More specifically, there are good reasons for the company to initially focus on diseases affecting vision. CRISPR, the gene-editing technology used by Editas Medicine, has been shown in the past 18 months to restore sight in blind lab animals. Those external studies did not achieve very high efficiency rates and focused on diseases other than LCA, but there are encouraging similarities.
In the short term, given the early-stage nature of the technology and the company's pipeline, investors should focus more on the financial aspects of the deal. The $90 million up-front payment will provide a nice boost to the balance sheet, which showed $185 million in cash at the end of 2016. Plus, investors could expect additional up-front payments should Allergan license programs aside from LCA10.
It's also important to note that Allergan will be responsible for all expenses related to the development and commercialization of each program licensed, unless Editas Medicine exercises its option to co-develop and co-market up to two of the programs licensed by its new partner. That will allow the gene-editing pioneer to avoid significant clinical, regulatory, and marketing expenses while developing and commercializing its platform.

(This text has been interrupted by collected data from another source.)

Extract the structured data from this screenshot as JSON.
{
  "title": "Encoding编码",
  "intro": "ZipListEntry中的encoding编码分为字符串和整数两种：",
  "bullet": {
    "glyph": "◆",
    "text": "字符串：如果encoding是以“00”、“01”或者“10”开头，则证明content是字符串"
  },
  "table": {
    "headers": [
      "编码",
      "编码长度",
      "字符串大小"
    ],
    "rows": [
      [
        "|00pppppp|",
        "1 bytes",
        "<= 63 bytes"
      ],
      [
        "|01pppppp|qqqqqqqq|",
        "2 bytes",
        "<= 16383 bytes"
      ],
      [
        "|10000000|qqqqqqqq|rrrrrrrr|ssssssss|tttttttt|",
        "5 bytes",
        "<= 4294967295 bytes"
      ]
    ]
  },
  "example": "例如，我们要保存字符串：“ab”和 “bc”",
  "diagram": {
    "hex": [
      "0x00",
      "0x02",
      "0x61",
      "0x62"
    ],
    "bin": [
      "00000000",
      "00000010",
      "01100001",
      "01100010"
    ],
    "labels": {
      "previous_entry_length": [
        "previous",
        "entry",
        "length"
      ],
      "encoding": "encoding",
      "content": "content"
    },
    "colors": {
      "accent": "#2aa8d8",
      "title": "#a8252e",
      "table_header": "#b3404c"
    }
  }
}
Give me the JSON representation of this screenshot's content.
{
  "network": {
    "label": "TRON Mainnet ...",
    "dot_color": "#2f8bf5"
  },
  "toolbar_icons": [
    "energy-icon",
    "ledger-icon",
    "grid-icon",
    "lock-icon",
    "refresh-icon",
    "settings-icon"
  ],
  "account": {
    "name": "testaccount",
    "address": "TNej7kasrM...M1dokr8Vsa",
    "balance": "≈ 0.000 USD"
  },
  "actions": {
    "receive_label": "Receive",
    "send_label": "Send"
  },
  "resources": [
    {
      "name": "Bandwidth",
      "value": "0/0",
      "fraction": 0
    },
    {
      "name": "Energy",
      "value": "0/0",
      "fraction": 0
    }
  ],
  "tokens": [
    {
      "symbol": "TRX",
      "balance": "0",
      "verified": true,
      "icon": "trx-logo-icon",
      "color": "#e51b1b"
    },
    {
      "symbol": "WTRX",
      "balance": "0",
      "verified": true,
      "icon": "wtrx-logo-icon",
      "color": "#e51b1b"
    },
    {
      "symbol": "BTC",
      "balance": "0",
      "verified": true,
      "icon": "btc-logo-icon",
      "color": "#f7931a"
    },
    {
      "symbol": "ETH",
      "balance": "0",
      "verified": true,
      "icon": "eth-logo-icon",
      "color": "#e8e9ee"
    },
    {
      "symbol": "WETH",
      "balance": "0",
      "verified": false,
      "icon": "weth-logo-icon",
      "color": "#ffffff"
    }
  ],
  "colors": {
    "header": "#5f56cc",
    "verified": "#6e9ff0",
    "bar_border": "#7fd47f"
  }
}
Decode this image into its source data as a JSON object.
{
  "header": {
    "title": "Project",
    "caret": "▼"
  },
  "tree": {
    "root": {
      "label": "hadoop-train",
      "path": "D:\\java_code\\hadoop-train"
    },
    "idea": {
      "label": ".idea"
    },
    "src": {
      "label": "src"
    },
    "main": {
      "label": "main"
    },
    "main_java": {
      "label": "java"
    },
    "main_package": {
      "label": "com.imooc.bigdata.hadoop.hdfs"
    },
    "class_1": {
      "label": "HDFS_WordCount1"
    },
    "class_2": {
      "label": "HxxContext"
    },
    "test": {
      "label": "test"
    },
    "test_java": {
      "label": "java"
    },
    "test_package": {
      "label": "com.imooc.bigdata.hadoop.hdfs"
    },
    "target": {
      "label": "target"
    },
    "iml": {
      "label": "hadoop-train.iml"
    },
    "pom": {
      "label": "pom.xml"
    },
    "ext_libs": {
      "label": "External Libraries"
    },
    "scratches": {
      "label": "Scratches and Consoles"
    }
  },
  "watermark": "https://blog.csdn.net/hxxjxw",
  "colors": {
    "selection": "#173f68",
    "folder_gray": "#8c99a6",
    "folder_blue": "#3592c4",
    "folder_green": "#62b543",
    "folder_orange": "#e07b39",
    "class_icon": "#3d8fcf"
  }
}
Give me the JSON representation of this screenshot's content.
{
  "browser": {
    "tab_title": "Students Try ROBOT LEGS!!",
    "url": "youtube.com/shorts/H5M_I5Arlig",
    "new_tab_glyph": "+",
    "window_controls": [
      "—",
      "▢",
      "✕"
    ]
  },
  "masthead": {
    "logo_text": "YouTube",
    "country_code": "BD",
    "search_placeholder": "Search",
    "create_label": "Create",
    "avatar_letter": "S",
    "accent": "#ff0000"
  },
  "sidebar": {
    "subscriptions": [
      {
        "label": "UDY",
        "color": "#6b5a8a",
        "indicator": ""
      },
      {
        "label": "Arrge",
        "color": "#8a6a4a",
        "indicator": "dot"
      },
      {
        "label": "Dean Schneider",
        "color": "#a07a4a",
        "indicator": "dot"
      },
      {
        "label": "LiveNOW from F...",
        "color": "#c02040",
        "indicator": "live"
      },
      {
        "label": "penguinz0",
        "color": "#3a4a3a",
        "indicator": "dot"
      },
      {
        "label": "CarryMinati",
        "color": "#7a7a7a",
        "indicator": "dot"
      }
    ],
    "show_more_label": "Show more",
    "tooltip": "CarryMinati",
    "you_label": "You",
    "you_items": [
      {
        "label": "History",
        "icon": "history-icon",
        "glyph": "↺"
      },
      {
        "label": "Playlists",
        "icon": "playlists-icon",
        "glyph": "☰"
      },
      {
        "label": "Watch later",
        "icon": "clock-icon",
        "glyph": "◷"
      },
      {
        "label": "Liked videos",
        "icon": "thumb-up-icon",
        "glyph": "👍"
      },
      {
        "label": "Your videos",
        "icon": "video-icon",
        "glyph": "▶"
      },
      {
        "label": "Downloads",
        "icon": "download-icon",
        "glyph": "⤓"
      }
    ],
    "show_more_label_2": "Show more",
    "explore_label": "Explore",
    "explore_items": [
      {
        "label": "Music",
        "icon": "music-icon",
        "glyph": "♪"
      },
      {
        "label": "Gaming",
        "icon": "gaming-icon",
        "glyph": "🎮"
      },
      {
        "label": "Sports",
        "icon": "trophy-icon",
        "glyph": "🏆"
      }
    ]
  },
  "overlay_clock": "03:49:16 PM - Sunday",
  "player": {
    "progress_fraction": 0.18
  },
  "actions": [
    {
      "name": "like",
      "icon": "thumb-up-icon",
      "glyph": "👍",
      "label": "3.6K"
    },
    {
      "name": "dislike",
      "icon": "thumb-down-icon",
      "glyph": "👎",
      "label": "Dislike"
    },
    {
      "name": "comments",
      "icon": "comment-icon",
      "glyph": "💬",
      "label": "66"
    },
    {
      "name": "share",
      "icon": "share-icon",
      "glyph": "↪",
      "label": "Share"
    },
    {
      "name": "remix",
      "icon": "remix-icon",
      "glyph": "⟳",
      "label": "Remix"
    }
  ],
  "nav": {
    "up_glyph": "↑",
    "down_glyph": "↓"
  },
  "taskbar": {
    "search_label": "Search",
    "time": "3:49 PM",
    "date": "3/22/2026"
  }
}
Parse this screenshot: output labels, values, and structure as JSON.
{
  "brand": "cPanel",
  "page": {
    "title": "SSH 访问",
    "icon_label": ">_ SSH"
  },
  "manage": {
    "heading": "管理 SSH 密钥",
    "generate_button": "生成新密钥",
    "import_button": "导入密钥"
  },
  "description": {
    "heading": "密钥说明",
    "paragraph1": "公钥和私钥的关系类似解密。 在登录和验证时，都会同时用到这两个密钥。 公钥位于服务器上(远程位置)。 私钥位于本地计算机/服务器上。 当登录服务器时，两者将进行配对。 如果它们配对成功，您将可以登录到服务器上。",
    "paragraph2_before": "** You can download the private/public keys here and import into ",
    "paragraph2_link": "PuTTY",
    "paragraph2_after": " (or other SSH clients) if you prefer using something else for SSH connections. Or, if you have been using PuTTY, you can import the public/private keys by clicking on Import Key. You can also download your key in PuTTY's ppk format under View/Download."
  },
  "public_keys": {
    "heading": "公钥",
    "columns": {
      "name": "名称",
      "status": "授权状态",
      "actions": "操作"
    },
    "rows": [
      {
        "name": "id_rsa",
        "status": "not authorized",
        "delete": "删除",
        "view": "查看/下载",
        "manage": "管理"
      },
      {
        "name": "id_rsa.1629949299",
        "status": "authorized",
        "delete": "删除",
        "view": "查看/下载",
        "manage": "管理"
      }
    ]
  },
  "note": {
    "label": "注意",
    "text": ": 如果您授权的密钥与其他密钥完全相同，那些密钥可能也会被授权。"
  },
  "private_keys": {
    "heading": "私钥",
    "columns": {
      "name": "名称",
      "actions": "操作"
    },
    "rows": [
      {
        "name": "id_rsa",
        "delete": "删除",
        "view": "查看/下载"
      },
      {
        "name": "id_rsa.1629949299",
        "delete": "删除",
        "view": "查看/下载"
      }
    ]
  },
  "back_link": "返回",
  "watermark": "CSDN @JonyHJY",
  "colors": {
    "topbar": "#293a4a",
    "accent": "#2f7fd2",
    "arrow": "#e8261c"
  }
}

This may not be a blockbuster deal for investors, but there could be more deals on the way, now that the company's technology platform is no longer operating under the fog of uncertainty caused by a recently settled legal dispute. Either way, Allergan is a deep-pocketed and experienced partner that can shield Editas Medicine from development risks as the latter prepares to bring a CRISPR therapeutic into the clinic for the first time.